News Insights: Thousands of U.S. cell phone bills exposed by Sprint contractor – TechCrunch

Thousands of U.S. cell phone bills exposed by Sprint contractor – TechCrunch

Customer phone bills from AT&T, Verizon, and T-Mobile were found on an exposed storage server.

Thousands of U.S. cell phone bills exposed by Sprint contractor – TechCrunch

TechCrunch reported late yesterday that a contractor working for mobile giant Sprint stored hundreds of thousands of cell phone bills of AT&T, Verizon and T-Mobile subscribers on an unprotected cloud server.  The AWS storage bucket had more than 261,300 documents, the vast majority of which were phone bills belonging to cell subscribers dating as far back as 2015. It was not protected with a password, allowing anyone to access the data inside. It’s not known how long the bucket was exposed.

 

News Insights:

Tim Erlin, VP, product management and strategy at Tripwire:

“This isn’t the first supply-chain breach we’ve seen that involved unprotected cloud storage. While organizations can implement technical controls to identify and remediate unprotected storage in infrastructure they control, the problem is more difficult to solve with third-parties. Contractual enforcement is one mechanism to employ with third-parties, but it’s effectiveness as a preventative control is questionable at best. Organizations must work to shift the risk and cost of these types of incidents onto the third-parties involved in order to motivate them to put in place the required processes and technical controls.”

 

Jonathan Deveaux, head of enterprise data protection at comforte AG:

“It’s not that AWS or any other cloud service provider (CSP) isn’t secure, it’s what people with good intentions fail to do when putting sensitive data in the cloud. They fail to remember (or simply do not know) that some default configurations at CSPs do not ‘turn on’ effective (or even basic) data security – you have to activate security yourself, or only put data that’s already secured in the cloud.  When neither are done, data exposure incidents like this will happen over and over again. A more effective approach is to think ‘security first.’  IT professionals need to answer the question, before I upload or download this data, how will it be secured? And ‘nobody will know where it is’ or ‘someone else is responsible for data security’ are not answers.  Unfortunately, ‘convenience-first’ and ‘customer-first’ approaches often push ‘security-first’ to a lower priority.  People with good intentions are typically just trying to get their jobs done and this is sometimes where an accidental insider event occurs.
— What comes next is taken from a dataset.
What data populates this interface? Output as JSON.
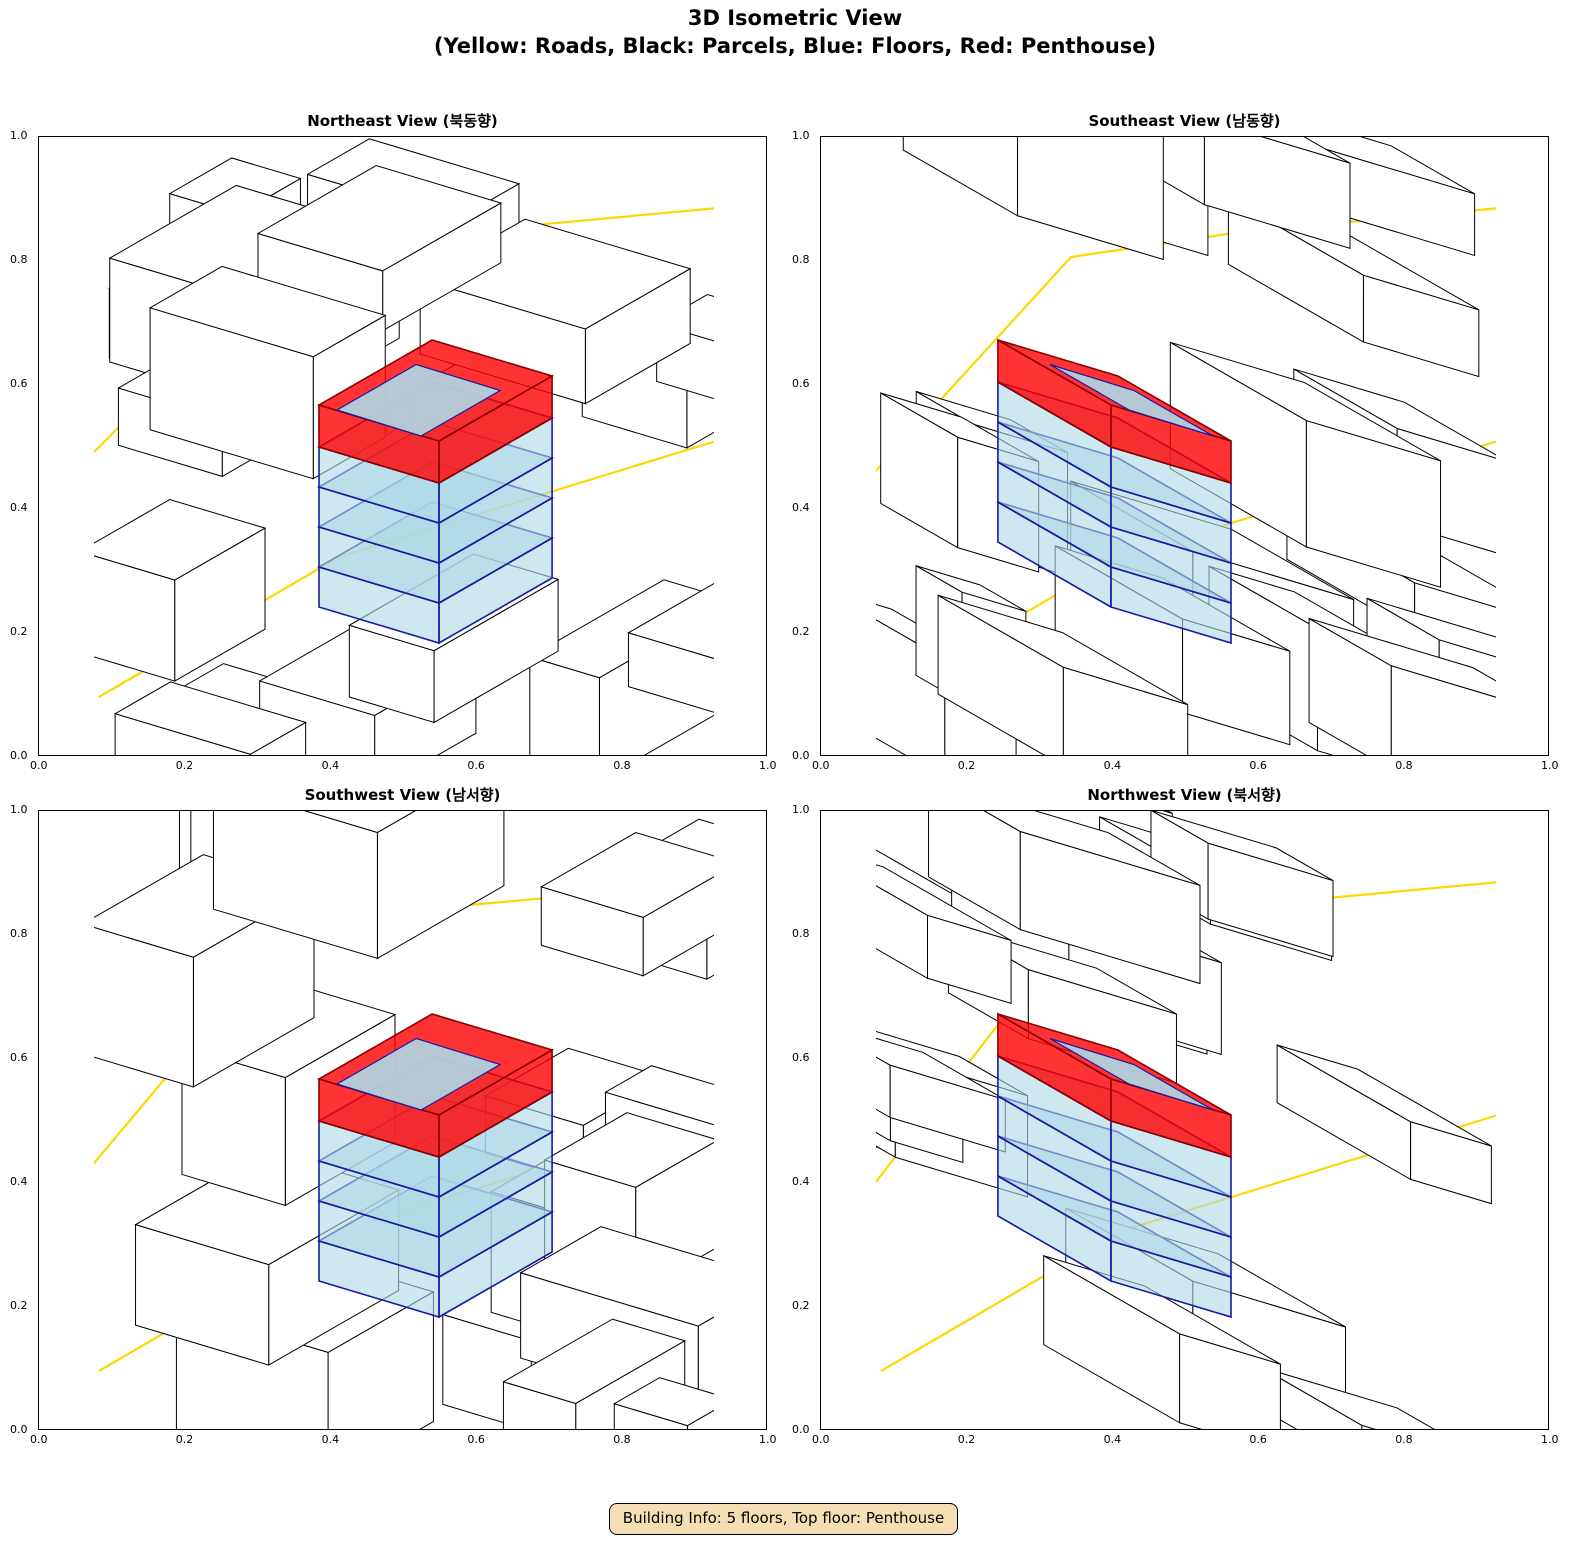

A data-centric approach towards information security helps reduce incidents like this and puts less of a burden on employees just trying to do their jobs.”

 

Satya Gupta, co-founder and CTO of Virsec:

“We’ve seen this same pattern of carelessness over and over. Far too many people with access to sensitive data can far too easily upload it to AWS or other cloud services, without ensuring basic security. Organizations need to establish much stronger controls on who can setup and access cloud storage. The bar also needs to be much higher for the cloud providers. AWS and others like to wash their hands of responsibility for customer data saying they have a “shared security model.” But they need to at least provide security by default to reduce the chance of careless errors. We’re already seeing an enterprise backlash against cloud providers, with many businesses moving sensitive data and apps back on-premise. If AWS and others don’t step up, this trend away from the cloud will accelerate.”

 

Colin Bastable, CEO of security awareness and training company Lucy Security:

“If American consumers knew how careless third parties are with their data, they would – or should – be shocked and angry.  Presumably, this is either a sales or marketing contractor, hired to switch-sell customers from competitors, or a reseller working on cross-selling campaigns. A reseller would have access to multiple telcos’ subscribers. The open nature of the database also supports the marketing/sales angle, giving a wide number of sales reps ready access to the data. Presumably, someone just assumed that no one would know about the data. Perhaps this incident explains why no-one answers their cellphones in America – it is still open season on cellphone customers, and not just from spammers.”